Last Tuesday night I went to one of my very very very favourite teachers’ last class at my home studio. She is moving on.
I got emotional during class, and again after class when I went to thank her. I will miss her classes deeply. She taught me my 22nd class on 23 October 2011, and she has been a constant ever since. Tuesday nights and Sunday afternoons, Tuesday nights and Sunday afternoons, for three and a half years.

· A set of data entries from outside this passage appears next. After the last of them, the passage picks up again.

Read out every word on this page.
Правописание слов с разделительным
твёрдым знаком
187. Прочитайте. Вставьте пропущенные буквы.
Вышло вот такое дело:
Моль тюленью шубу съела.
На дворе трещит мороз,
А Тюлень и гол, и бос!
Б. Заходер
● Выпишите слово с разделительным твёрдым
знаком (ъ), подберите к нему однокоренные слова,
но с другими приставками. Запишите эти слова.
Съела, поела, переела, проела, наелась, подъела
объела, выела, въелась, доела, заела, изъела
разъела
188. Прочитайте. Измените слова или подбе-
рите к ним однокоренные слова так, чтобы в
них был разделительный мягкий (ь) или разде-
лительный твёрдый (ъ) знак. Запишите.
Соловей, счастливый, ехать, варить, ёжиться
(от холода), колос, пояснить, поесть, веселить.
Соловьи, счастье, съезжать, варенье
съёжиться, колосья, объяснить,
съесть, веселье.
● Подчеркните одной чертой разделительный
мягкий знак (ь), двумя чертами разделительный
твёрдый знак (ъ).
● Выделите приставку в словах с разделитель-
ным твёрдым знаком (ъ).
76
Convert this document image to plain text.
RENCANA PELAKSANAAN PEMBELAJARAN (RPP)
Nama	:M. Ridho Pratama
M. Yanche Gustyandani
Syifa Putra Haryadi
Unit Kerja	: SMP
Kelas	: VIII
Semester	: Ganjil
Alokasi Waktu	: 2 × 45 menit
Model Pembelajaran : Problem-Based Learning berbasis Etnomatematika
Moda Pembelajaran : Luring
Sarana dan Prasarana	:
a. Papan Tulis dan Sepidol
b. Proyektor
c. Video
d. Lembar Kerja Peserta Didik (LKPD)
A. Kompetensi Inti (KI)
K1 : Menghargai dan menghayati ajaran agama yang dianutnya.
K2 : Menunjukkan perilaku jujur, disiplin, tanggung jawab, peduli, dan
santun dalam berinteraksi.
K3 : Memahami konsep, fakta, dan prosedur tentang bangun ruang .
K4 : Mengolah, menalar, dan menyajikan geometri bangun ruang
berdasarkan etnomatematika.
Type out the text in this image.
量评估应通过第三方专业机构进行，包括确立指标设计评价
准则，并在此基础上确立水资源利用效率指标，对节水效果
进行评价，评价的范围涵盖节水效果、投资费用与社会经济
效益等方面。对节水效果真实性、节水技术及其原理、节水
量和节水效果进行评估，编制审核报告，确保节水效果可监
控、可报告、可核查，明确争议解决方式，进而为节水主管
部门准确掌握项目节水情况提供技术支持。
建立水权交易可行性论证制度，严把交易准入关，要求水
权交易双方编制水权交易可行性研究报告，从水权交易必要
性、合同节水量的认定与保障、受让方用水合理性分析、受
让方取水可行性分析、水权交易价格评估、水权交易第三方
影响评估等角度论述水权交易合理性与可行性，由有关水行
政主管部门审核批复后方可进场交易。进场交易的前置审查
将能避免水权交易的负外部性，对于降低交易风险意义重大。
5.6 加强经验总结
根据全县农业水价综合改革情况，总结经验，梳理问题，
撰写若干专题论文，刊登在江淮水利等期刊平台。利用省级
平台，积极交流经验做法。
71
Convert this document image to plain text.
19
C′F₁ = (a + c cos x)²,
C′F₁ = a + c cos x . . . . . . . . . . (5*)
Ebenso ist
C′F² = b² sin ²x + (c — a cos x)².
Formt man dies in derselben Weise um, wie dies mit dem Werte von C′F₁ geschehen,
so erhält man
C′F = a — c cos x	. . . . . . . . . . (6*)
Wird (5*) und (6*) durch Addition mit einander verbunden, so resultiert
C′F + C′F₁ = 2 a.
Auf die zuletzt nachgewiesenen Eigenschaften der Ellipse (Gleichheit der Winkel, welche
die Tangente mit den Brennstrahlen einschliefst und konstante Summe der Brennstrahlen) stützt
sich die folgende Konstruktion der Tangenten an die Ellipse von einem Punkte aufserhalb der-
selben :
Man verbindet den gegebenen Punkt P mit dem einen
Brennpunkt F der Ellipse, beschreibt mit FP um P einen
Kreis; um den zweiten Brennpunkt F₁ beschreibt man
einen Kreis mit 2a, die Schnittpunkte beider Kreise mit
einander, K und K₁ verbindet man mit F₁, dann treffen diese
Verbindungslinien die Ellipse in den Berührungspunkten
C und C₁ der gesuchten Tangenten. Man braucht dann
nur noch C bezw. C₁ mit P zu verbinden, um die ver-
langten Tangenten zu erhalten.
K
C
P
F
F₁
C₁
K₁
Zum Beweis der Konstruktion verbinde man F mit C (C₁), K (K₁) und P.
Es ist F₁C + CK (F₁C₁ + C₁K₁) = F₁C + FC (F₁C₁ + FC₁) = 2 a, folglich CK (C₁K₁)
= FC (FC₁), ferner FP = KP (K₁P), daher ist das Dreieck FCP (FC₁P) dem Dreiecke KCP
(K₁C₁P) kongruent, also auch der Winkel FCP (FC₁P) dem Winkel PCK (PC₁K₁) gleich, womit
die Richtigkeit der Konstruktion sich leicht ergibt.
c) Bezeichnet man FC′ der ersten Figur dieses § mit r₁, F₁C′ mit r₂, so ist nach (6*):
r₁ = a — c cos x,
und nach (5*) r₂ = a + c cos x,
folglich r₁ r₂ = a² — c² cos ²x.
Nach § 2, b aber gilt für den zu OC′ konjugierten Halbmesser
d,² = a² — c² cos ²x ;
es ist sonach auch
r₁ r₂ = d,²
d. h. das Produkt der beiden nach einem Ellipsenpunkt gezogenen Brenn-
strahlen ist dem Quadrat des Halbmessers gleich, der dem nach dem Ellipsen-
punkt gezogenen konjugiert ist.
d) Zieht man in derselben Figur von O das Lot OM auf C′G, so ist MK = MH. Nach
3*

I love her for the love, passion and energy that she brings into the room. For the fact that I have always been able to rely on her to give me a really good class, even at times when I least wanted to be there. Times when I felt too exhausted, drained by work and life, or when I was sad, or angry and resistant. And at times when my body felt too sore and weak. When my lower back and sciatica said ‘just go home, have a bath and knock yourself out on the painkillers’. It’s okay, it’s Tuesday, you can do it. It’s okay, it’s Sunday, you can do it. She knows all of our weaknesses and strengths, she knows when to push hard and when to push with love and kindness. I owe much of the development in my practice to her careful attention, her numerous corrections, and her constant encouragement. So it certainly isn’t easy that she’s leaving.
But the tears and emotion were more of gratitude to her (and acknowledgement of how far I’ve come on this journey; a milestone of sorts) than of loss. There was a moment when I found out that she was leaving that my inner child threatened to stamp her feet and sulk. But it was fleeting. I’ve learned too much about change (annica, the universal law of impermanence) to not be suspicious that this might be good for me (I didn’t say nice and enjoyable, I said good, like spinach when you’re six years old). That this is only going to present me with an a opportunity to learn something significant.
Maybe it’s simply that I have become too regimented in my schedule and am not challenging myself with teachers I don’t love. Maybe, as I creep slowly closer to Teacher Training, it’s important that I push myself about a bit. Get out of my comfort zone.
It is also a reminder that I need only to rely on myself, and my own reserves of energy and love and passion rather than my teacher’s. Because when I am a teacher there will be days, many of them I’m sure, when I really don’t feel like teaching. Days hen I’m exhausted, drained, sad, angry, resistant and maybe there are students who annoy me. I have days when I don’t feel like talking, I slink about quietly avoiding chat until the following day when I have more energy. Those days won’t be going anywhere fast either. But I will still have to get myself there, put on that mic, bring the love, energy and passion and deliver a strong class. Like our teachers do, regardless of how they’re feeling.
In light of both of these things, I decided to not skip this Tuesday’s class, as had crossed my mind over the weekend. I decided to go. I decided to start relying on myself a bit more (or rather, I decided to start relying on my teachers a little less) to get me through a class. And I decided to have an open mind about who would teach. I didn’t even look at the schedule to see who was on (if I had, I may not have gone). I just went. It was a … surprising class. And I liked that despite my constant blackouts and sit-outs, I found things to like. Quite easily. I liked that it was hot. I liked that it was quite hard. I liked that it was very different to what I’m used to. But I also know that if I had come to this class under ‘normal circumstances’ I probably wouldn’t have gone back in a hurry. It’s not a class, or style I would gravitate towards, or enjoy.
But the universe gives you exactly what you need, and no more than you can handle. So go back I will. And learn to get on with it (equanimously) I shall.